Hope Solo couldn't have slept more than an hour or two last night, so maybe it's that. Or maybe it's the hunger: the only food she's eaten since boarding a red-eye from Seattle--the one with a three-hour layover in Memphis--was a forkful of Cobb salad. Then again, it could be the mimosas. Plural. One at her publicist's hotel right after landing in Tampa this morning and then another here at the Crowne Plaza just a few minutes ago.

Maybe it's all of that. Maybe it's none of that. Either way, Solo--5 feet 9, 150 pounds, with bright blue eyes and the leonine bone structure of a bulked-up Jennifer Carpenter--is getting pretty intense.

Today was supposed to be her day off. One of the last, actually, before the 2012 London Olympics. In 72 hours Solo, Abby Wambach, Alex Morgan, and the rest of the U.S. women's soccer team will embark for England, where the vast swirling vortex of the Games awaits them: the matches, the media, the flashbulbs, the fans. With the latest American league in shambles--Women's Professional Soccer folded in May--the squad will be under a lot of pressure to defend its 2008 gold medal and avenge last summer's narrow World Cup loss, relying on its strength, grit, and experience to counter Japan's technical skill and the graceful, creative play of Brazil and France.

And yet, for some reason, the Face of Women's Soccer in America--a.k.a. the Best Female Goalkeeper in the World--is not spending her last Saturday slumped on the sofa, or steaming at the spa, or scarfing a final plate of pad thai. Instead she's flown 2,525 miles to Florida to film a workout-DVD ad and have her picture taken by a newsmagazine.

For Solo, who will turn 31 later this month, it's all part of being a female athlete circa 2012. "An NFL player never has to do any endorsements, and he's fine," says Solo. (She hawks Gatorade, Bank of America, and Simple skin care, among other things; an autobiography is due out in August.) "But it doesn't work that way for us. My soccer salary would only make me an average living. So we can't just market to little girls constantly. We need to start selling tickets to the masses. To middle-aged men. To all walks of life. At the end of the day, these stupid photo shoots are about bringing more recognition to the game, getting bigger contracts, and putting ourselves on the same level as the men."

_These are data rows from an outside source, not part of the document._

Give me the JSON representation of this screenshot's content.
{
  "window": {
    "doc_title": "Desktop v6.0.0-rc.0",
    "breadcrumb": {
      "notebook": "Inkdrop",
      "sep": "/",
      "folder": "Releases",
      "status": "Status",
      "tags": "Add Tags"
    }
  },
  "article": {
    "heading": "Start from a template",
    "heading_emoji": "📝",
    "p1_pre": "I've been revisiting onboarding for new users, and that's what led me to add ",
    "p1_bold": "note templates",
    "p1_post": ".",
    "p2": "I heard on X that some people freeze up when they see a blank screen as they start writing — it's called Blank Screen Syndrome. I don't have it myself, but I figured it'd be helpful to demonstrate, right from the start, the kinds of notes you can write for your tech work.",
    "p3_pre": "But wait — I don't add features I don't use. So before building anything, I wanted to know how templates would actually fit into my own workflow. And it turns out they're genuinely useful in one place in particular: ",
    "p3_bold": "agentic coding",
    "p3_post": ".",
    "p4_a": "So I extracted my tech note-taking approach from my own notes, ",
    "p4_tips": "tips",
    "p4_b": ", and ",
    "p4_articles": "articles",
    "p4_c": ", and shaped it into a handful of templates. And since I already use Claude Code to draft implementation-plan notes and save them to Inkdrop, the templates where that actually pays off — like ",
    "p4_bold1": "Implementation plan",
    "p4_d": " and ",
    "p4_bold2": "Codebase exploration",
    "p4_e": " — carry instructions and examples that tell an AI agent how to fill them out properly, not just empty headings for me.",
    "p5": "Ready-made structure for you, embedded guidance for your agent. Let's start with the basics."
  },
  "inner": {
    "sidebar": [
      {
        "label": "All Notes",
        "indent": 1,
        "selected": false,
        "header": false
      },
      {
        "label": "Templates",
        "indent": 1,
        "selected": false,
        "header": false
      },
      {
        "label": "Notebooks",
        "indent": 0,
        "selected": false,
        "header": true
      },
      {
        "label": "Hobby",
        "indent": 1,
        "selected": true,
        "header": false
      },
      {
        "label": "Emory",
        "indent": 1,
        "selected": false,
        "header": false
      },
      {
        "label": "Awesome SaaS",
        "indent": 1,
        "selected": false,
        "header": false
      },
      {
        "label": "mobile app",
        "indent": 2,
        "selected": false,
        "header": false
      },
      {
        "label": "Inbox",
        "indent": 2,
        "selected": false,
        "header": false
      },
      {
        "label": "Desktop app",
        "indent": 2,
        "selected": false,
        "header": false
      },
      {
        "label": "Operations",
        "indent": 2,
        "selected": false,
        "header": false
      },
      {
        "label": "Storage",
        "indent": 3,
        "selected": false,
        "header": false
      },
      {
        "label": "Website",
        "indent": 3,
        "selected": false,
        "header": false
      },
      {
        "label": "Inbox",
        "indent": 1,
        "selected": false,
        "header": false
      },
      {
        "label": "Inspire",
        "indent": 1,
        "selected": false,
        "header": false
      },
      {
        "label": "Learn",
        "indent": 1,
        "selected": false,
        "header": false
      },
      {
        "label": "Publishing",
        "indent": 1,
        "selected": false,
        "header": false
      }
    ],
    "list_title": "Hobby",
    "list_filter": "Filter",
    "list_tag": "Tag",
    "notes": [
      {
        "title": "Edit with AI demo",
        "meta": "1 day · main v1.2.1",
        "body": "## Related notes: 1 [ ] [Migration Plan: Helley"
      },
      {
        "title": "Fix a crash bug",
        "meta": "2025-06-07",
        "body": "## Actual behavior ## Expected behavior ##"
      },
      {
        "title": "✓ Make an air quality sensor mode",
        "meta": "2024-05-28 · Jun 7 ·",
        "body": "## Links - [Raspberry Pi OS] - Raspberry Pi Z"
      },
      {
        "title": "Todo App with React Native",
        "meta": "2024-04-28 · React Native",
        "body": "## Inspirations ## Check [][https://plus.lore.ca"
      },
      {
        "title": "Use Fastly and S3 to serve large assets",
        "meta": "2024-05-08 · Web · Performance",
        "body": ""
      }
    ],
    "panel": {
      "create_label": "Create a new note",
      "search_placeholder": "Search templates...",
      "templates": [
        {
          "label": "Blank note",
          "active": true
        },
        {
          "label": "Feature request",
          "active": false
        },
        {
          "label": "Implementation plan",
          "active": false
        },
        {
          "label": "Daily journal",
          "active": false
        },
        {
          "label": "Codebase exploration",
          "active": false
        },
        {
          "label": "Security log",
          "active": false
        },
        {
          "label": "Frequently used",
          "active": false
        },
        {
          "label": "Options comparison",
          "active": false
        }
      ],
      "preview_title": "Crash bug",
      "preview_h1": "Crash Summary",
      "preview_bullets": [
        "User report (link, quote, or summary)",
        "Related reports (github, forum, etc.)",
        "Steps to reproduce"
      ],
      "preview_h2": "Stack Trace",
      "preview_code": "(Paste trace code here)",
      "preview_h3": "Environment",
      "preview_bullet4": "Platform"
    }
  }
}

And so, in the Crowne Plaza's Treasure Island Ballroom, Solo poses. The goal is to capture her leaping and kicking the ball at the same time, but with her eyes fixed on the lens and her face angled just so and her various limbs arrayed into some sort of elegant airborne geometry. This, it turns out, is nearly impossible. After an hour or so, she throws down her water bottle and starts dribbling the soccer ball between her legs. "Someone coach me," she shouts. No response. "OK," she continues, to herself this time. "I'm guess I'm just going to coach myself through this." On the next pass, she rears back, bounds forward, and boots the ball into one of the photographer's lamps. The bulb shatters, and the contraption collapses.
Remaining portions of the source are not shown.